Un martes fuimos a clase sin saber que sería el último día de curso, y muchos de nosotros solo volveremos a Madrid para empaquetar, recoger nuestras cosas y tomar el AVE de vuelta al pueblo.  Si pensábamos que la crisis del COVID-19 era exclusivamente sanitaria, los titulares del periódico nos demuestran que estábamos equivocados. Nosotros, lo universitarios, lo sabemos muy bien. Porque cuando le contemos a nuestros hijos que hubo un año en que terminamos las clases en marzo y ellos nos envidien, tendremos que explicarles también lo que supuso cambiar nuestra forma de estudiar, de organizarnos y de trabajar.

Para todos está siendo difícil asimilar que el mundo ha cambiado en pocos meses. Sin embargo, para los universitarios que estábamos acostumbrados a los chistes del profesor, al metro de las 8:45 y a las entregas en mano esto es un verdadero caos - imagino, mucho peor para el docente que nunca supo cómo usar el Campus Virtual. Tampoco ayudaron los cinco correos por hora que recibimos con informaciones distintas y criterios ambiguos, durante los primeros días; pero parece que la comunidad universitaria está despertando y, a la vez, percatándose de que haber virtualizado el método de estudio - cuando los estudiantes ya manejaban todas las herramientas - nos habría ahorrado muchos dolores de cabeza.

Si bien es cierto que la tecnología, a tiempo, nos hubiese ayudado a afrontar esta situación de manera más normalizada - sin necesidad de transiciones apresuradas -, ofrecer como única opción el seguimiento del curso en línea supone la exclusión de un porcentaje de estudiantes que no dispone de los suficientes medios para ello. De hecho, en 2019, un 91,4% de los hogares españoles estaban dotados con servicio de Internet; lo que, aunque parece un número prometedor, significa que prácticamente 1 de cada 10 universitarios no podrá terminar el curso - o, al menos, no lo terminará con la misma facilidad -.

Más allá de los problemas de logística, no comprendo en qué momento hemos olvidado que se trata de una situación excepcional y de que, inevitablemente, nuestras vidas no deberían seguir funcionando como de costumbre. Y no lo hacen. El confinamiento no supone únicamente trasladar toda tu actividad hacia un espacio cerrado por cuatro paredes, sino también renunciar a los domingos de familia, a los jueves de farra y a las escapadas express que tanta vida nos dan. Que guardarnos del virus sea necesario no excluye que sea sano; y una mente triste, atrofiada y encerrada ni rinde, ni fluye.

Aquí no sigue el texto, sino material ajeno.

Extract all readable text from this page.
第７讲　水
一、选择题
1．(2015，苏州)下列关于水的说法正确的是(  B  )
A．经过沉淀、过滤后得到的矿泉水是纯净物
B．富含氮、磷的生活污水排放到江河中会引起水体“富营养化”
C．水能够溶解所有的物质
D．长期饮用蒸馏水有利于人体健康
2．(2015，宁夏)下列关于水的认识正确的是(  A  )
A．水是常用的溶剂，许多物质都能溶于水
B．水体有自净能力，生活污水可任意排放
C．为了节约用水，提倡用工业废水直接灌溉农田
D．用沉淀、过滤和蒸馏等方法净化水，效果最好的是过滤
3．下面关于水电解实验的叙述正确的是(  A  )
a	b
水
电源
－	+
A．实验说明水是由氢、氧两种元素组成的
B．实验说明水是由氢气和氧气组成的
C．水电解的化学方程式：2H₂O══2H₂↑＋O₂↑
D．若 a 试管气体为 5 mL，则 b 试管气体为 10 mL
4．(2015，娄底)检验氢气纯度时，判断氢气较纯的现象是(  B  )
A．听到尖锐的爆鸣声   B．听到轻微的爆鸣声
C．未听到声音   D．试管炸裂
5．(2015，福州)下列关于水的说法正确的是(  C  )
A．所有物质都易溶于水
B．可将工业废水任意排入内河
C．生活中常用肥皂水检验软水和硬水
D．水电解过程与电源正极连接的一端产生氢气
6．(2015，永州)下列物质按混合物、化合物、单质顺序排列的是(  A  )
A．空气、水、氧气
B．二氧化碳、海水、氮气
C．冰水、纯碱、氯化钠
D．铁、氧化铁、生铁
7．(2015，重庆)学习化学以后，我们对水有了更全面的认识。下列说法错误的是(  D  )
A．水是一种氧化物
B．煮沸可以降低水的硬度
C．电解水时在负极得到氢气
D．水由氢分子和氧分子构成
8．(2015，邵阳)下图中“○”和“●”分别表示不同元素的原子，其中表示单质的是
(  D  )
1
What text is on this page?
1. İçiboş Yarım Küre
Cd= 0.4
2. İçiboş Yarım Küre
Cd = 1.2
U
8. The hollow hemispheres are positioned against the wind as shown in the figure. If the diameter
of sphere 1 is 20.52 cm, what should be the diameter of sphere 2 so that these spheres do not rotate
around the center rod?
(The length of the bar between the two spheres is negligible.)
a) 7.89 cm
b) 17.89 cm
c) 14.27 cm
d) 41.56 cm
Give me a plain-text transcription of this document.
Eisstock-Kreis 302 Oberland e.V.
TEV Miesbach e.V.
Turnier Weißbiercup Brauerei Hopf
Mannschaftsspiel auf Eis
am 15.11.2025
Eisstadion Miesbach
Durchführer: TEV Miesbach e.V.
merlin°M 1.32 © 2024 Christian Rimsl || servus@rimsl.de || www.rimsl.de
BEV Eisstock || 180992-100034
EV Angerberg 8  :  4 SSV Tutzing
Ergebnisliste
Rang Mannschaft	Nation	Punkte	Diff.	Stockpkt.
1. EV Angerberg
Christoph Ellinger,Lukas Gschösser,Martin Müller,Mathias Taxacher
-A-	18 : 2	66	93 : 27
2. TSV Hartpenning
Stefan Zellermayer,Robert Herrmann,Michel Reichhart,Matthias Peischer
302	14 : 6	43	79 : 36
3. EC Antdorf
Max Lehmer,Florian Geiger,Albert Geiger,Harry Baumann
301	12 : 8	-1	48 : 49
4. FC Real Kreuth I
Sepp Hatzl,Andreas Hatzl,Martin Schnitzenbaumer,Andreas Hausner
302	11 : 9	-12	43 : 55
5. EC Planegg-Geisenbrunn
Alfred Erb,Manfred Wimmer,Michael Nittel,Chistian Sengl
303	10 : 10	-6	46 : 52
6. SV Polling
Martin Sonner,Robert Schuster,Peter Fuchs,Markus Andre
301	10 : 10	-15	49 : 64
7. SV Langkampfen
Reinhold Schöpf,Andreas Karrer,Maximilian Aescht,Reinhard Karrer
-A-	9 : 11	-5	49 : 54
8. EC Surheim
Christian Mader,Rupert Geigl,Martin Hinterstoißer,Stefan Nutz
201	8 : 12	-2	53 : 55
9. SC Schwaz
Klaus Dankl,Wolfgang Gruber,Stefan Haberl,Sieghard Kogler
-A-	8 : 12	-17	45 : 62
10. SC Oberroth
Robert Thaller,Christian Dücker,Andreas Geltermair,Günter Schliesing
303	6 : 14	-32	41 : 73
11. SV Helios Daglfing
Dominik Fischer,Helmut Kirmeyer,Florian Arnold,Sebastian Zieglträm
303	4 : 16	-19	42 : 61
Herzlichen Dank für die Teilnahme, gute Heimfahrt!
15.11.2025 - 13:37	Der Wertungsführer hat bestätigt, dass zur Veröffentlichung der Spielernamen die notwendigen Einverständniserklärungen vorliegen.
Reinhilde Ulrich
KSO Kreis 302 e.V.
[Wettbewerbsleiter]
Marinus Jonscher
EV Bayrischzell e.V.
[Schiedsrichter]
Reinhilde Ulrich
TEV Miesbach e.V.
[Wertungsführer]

Tal vez sea esta una buena ocasión para dar a los estudiantes un voto de confianza; una oportunidad para demostrar que podemos aprender sin la necesidad de asistir a clases online que se corten a los dos minutos, de realizar exámenes por Skype absurdos o de llenar el correo del profesor con dudas.  Dadnos un libro, una pauta, un guion o cualquier otra herramienta, y dejadnos construir con ella nuestro propio aprobado sin fechas límite ni calificaciones. Dejadnos recordar por qué nos inscribimos en esa carrera.


Porque tal vez aquel último martes en que fuimos a clase, fue en realidad el primer día en que aprendimos a aprender. Y qué pena que hiciese falta una pandemia.